Fast radio bursts (FRBs) are intense flashes of radio light that last for only a fraction of a second. They are likely caused by the intense magnetic fields of a magnetar, which is a highly magnetic neutron star. Beyond that, FRBs remain a bit of a mystery. We know that most of them originate from outside our galaxy, though the few that have occurred within our galaxy have allowed us to pin the source on neutron stars. We also know that some of them repeat, meaning that FRBs can’t be caused by a cataclysmic event such as a supernova. Thanks to one repeating FRB, we now know something new about them.
In a new study published in The Astrophysical Journal Letters, astronomers looked at FRB 20240209A, which was first observed by the CHIME radio telescope in February 2024. The FRB happened to be a repeater and was observed 21 times between February and June. Because it kept repeating, the team was able to observe six of the FRB events from a smaller, companion observatory 60 kilometers away. This allowed the team to pinpoint the source even though it was two billion light-years away.
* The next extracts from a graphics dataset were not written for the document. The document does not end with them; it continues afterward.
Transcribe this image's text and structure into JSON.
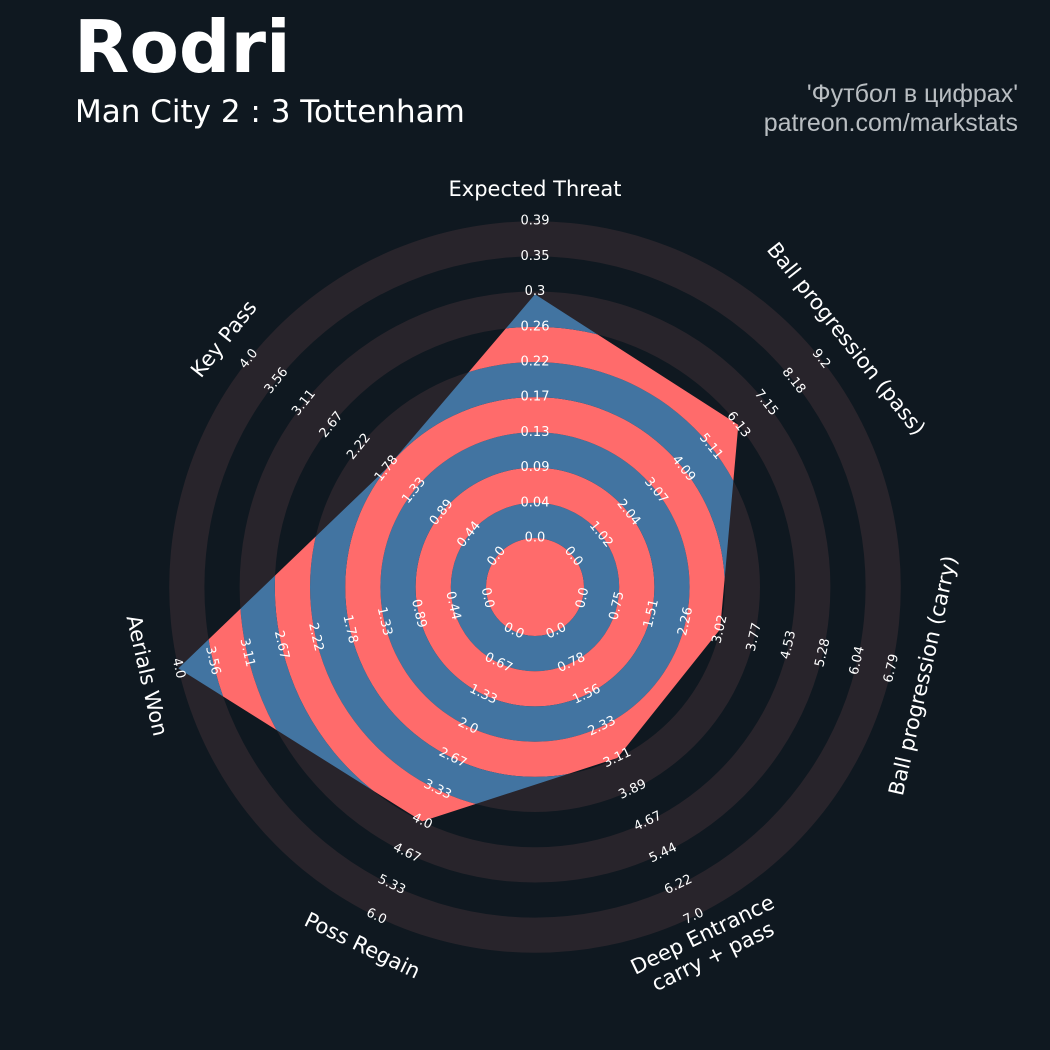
{
  "header": {
    "player": "Rodri",
    "match": "Man City 2 : 3 Tottenham",
    "credit_line1": "'Футбол в цифрах'",
    "credit_line2": "patreon.com/markstats"
  },
  "colors": {
    "background": "#0f1820",
    "outer_band": "#28242b",
    "inner_band_a": "#ff6b6b",
    "inner_band_b": "#4274a1",
    "labels": "#ffffff"
  },
  "chart_data": {
    "type": "radar",
    "title": "Rodri",
    "subtitle": "Man City 2 : 3 Tottenham",
    "axes": [
      {
        "label": [
          "Expected Threat"
        ],
        "min": 0,
        "max": 0.39,
        "value": 0.3,
        "ticks": [
          "0.0",
          "0.04",
          "0.09",
          "0.13",
          "0.17",
          "0.22",
          "0.26",
          "0.3",
          "0.35",
          "0.39"
        ]
      },
      {
        "label": [
          "Ball progression (pass)"
        ],
        "min": 0,
        "max": 9.2,
        "value": 6.13,
        "ticks": [
          "0.0",
          "1.02",
          "2.04",
          "3.07",
          "4.09",
          "5.11",
          "6.13",
          "7.15",
          "8.18",
          "9.2"
        ]
      },
      {
        "label": [
          "Ball progression (carry)"
        ],
        "min": 0,
        "max": 6.79,
        "value": 3.02,
        "ticks": [
          "0.0",
          "0.75",
          "1.51",
          "2.26",
          "3.02",
          "3.77",
          "4.53",
          "5.28",
          "6.04",
          "6.79"
        ]
      },
      {
        "label": [
          "Deep Entrance",
          "carry + pass"
        ],
        "min": 0,
        "max": 7.0,
        "value": 3.11,
        "ticks": [
          "0.0",
          "0.78",
          "1.56",
          "2.33",
          "3.11",
          "3.89",
          "4.67",
          "5.44",
          "6.22",
          "7.0"
        ]
      },
      {
        "label": [
          "Poss Regain"
        ],
        "min": 0,
        "max": 6.0,
        "value": 4.0,
        "ticks": [
          "0.0",
          "0.67",
          "1.33",
          "2.0",
          "2.67",
          "3.33",
          "4.0",
          "4.67",
          "5.33",
          "6.0"
        ]
      },
      {
        "label": [
          "Aerials Won"
        ],
        "min": 0,
        "max": 4.0,
        "value": 4.0,
        "ticks": [
          "0.0",
          "0.44",
          "0.89",
          "1.33",
          "1.78",
          "2.22",
          "2.67",
          "3.11",
          "3.56",
          "4.0"
        ]
      },
      {
        "label": [
          "Key Pass"
        ],
        "min": 0,
        "max": 4.0,
        "value": 1.78,
        "ticks": [
          "0.0",
          "0.44",
          "0.89",
          "1.33",
          "1.78",
          "2.22",
          "2.67",
          "3.11",
          "3.56",
          "4.0"
        ]
      }
    ]
  }
}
They found a couple of unusual things. The first is that the FRB originated from the edge region of a galaxy. Most FRBs occur in the more central region of a galaxy because that’s where stars form and therefore where you’re more likely to find neutron stars. The second was that this particular galaxy is more than 11 billion years old, and is well past its star-forming period. What’s surprising about that is that neutron stars are the remnants of massive stars that die as supernovae. Large stars have cosmically short lifetimes, so the fact that this FRB occurred in an old, long-dead galaxy means that the neutron star that generated it must also be old.
The general reasoning was that FRBs are caused by young magnetars. The thought is that they could be caused by magnetic flares, similar to solar flares of the Sun. But since neutron stars can’t generate new heat, they cool and become inactive over time. So we shouldn’t see old neutron stars generating FRBs. This study proves that old stars can create FRBs.
One explanation for this is that the FRB might have occurred not within the galactic edge itself, but rather in a dense globular cluster orbiting at the edge of the galaxy. The galaxy is too far away for us to distinguish between these two options, but globular clusters are known to have numerous stellar mergers. One possibility is that this repeating FRB was caused by merging magnetars. As their magnetic fields merged and realigned, bursts of radio energy were released to create the FRB.
It will take more observations to be sure, but it is now clear that the astrophysical processes that create FRBs are more diverse than we thought.
Reference: Eftekhari, T., et al. “The Massive and Quiescent Elliptical Host Galaxy of the Repeating Fast Radio Burst FRB 20240209A.” The Astrophysical Journal Letters 979.2 (2025): L22.